Businessman and St Vincent de Paul volunteer went on robbing spree in nightclub

November 28, 2017

A businessman who works voluntarily with St Vincent de Paul has been ordered to pay his own charity €1,000 after going on a stealing spree at a nightclub.

Gearoid Knight stole two iPhones, a lady’s handbag and bank cards during a disco in Co Donegal.

Knight, who manages a staff of 25 people at a service station in Co Laois, stole the handbag and then went into the toilets of the Voodoo in Letterkenny and emptied out the contents.

He stuffed the gold handbag down the back of the toilet.

However, what Knight did not know was that the owner of the handbag, Justine Fisher had spotted him stealing the bag.

When 25-year-old Knight emerged from the toilet, he was apprehended by security staff.

The accused, of Old Pound, Ballybrittas, Co Laois, appeared at Letterkenny District Court charged with a range of offences including stealing goods and handling stolen goods on November 11th last.

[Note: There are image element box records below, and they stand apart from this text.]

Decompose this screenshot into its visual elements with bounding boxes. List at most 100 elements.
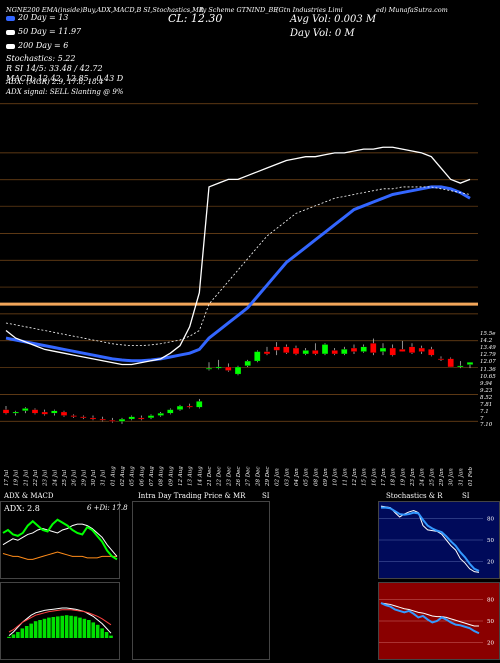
macd-panel (0, 582, 120, 660)
price-tick-label: 10.65 (480, 374, 496, 380)
date-tick-label: 21 Jul (23, 470, 29, 487)
legend-item-50day: 50 Day = 11.97 (6, 27, 123, 36)
macd-hist-bar (95, 624, 100, 638)
candle-body-35 (341, 349, 348, 355)
macd-hist-bar (60, 615, 65, 638)
price-tick-label: 15.5e (480, 331, 496, 337)
macd-hist-bar (82, 618, 87, 638)
candle-body-6 (60, 411, 68, 416)
candle-body-18 (176, 405, 184, 410)
header-title: NGNE200 EMA(inside)Buy,ADX,MACD,B SI,Sto… (6, 6, 204, 14)
candle-body-32 (312, 350, 319, 355)
date-tick-label: 10 Jan (333, 468, 339, 486)
candle-body-39 (379, 347, 387, 352)
macd-hist-bar (78, 617, 82, 638)
candle-body-14 (138, 417, 145, 420)
stoch-axis-label: 50 (487, 538, 494, 544)
macd-hist-bar (24, 626, 29, 638)
candle-body-30 (292, 347, 300, 355)
legend-item-200day: 200 Day = 6 (6, 41, 123, 50)
date-tick-label: 04 Jan (294, 468, 300, 486)
rsi-axis-label: 50 (487, 619, 494, 625)
macd-hist-bar (104, 632, 109, 638)
rsi-line (380, 602, 480, 635)
price-grid (0, 103, 478, 422)
adx-macd-title: ADX & MACD (4, 492, 54, 500)
candle-body-36 (350, 347, 358, 352)
candle-body-23 (225, 366, 232, 371)
macd-hist-bar (55, 616, 60, 638)
ma-line-2 (5, 186, 471, 347)
ma-line-0 (5, 185, 471, 363)
candle-body-27 (263, 351, 271, 355)
stoch-axis-label: 20 (487, 560, 494, 566)
date-tick-label: 30 Jul (91, 470, 97, 486)
macd-hist-bar (7, 636, 11, 638)
macd-hist-bar (91, 622, 96, 638)
date-tick-label: 05 Jan (304, 468, 310, 486)
date-tick-label: 14 Aug (197, 466, 203, 486)
candlesticks (2, 338, 474, 424)
date-tick-label: 30 Jan (449, 468, 455, 486)
price-tick-label: 13.49 (480, 345, 496, 351)
price-tick-label: 9.94 (480, 381, 493, 387)
candle-body-11 (109, 420, 116, 422)
price-tick-label: 7.1 (480, 409, 489, 415)
candle-body-1 (12, 411, 19, 414)
price-tick-label: 8.52 (480, 395, 493, 401)
candle-body-22 (215, 366, 222, 369)
candle-body-21 (205, 368, 213, 370)
candle-body-3 (31, 409, 39, 414)
rsi-axis-label: 20 (487, 641, 494, 647)
candle-body-45 (437, 358, 445, 361)
date-tick-label: 19 Jul (14, 470, 20, 486)
candle-body-48 (466, 362, 474, 365)
legend-swatch-blue (6, 15, 15, 21)
date-axis: 17 Jul 19 Jul 21 Jul 22 Jul 23 Jul 24 Jul 25 J… (4, 466, 474, 487)
adx-plus-di-line (2, 518, 118, 561)
candle-body-20 (196, 401, 203, 408)
date-tick-label: 24 Jan (420, 468, 426, 487)
price-tick-label: 7.81 (480, 402, 492, 408)
date-tick-label: 02 Aug (120, 466, 126, 486)
adx-value: ADX: 2.8 (4, 504, 40, 513)
price-tick-label: 12.07 (480, 359, 496, 365)
adx-readout: ADX: (MGR) 2.9, 17.8, 18.4 (6, 78, 104, 86)
rsi-panel: 80 50 20 (378, 582, 500, 660)
price-tick-label: 14.2 (480, 338, 493, 344)
macd-hist-bar (51, 617, 56, 638)
date-tick-label: 16 Jan (371, 468, 377, 486)
macd-hist-bar (11, 634, 16, 638)
candle-body-17 (167, 409, 174, 414)
ma-line-1 (5, 146, 471, 366)
macd-hist-bar (100, 628, 104, 638)
date-tick-label: 22 Jul (33, 470, 39, 487)
adx-panel: ADX: 2.8 6 +Di: 17.8 (0, 501, 128, 579)
stoch-d-line (381, 506, 480, 572)
candle-body-16 (157, 413, 164, 416)
date-tick-label: 13 Aug (188, 466, 194, 486)
macd-line (8, 607, 112, 636)
adx-signal: ADX signal: SELL Slanting @ 9% (6, 88, 124, 96)
date-tick-label: 01 Feb (468, 466, 474, 486)
date-tick-label: 17 Jul (4, 470, 10, 486)
stochastics-chart: 80 50 20 (379, 505, 494, 573)
close-price: CL: 12.30 (168, 12, 223, 25)
date-tick-label: 11 Jan (342, 468, 348, 486)
candle-body-42 (408, 346, 416, 353)
date-tick-label: 25 Jan (429, 468, 435, 487)
macd-hist-bar (64, 615, 69, 638)
intraday-panel (132, 501, 270, 660)
candle-body-33 (321, 344, 329, 355)
candle-body-37 (360, 346, 367, 352)
date-tick-label: 26 Jul (72, 470, 78, 487)
date-tick-label: 07 Aug (149, 466, 155, 486)
stochastics-title: Stochastics & R (386, 492, 443, 500)
legend-item-20day: 20 Day = 13 (6, 13, 123, 22)
candle-body-31 (302, 350, 309, 355)
macd-hist-bar (29, 623, 33, 638)
intraday-si-label: SI (262, 492, 270, 500)
candle-body-47 (457, 365, 464, 368)
stoch-axis-label: 80 (487, 516, 494, 522)
candle-body-25 (244, 360, 251, 366)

The court was told that Knight, who had no previous convictions, was attending a friend’s birthday party in Letterkenny.

He said he had no explanation as to why he stole the items but said he had too much to drink.

However, Judge Paul Kelly said there was some element of pre-planning to it.

He told Knight that if any one of his 25 employees had stolen from his company then they would be let go.

He told Knight’s solicitor, Mr Kieran Dillon “I’m trying to get into the mindset of somebody with all your client’s advantages and background that would make him take a handbag two phones and bank cards.

“There was an element here of planning or preparation to this. It didn’t just fall into his lap. There was a conscious set of actions.”

Solicitor Mr Dillon said his client’s parents were also heavily involved with St Vincent de Paul.

“He is embarrassed and ashamed of what happened. He is here and is anxious to plead guilty. He had been drinking a lot more than he normally would.

“He is heavily involved in the community and this is something is simply can’t explain. He is very anxious to make amends.”

The court was also told that another victim, Mr Ian Reid, claimed that a bank card which he had in his pocket had been later found in Knight’s wallet.

Judge Kelly said that because the accused had no previous convictions and that he had met the charge at the first possible opportunity, he would deal with the charges in a certain way.

He ordered Knight to pay a donation of €1,000 to St Vincent de Paul in Letterkenny and struck out the charges.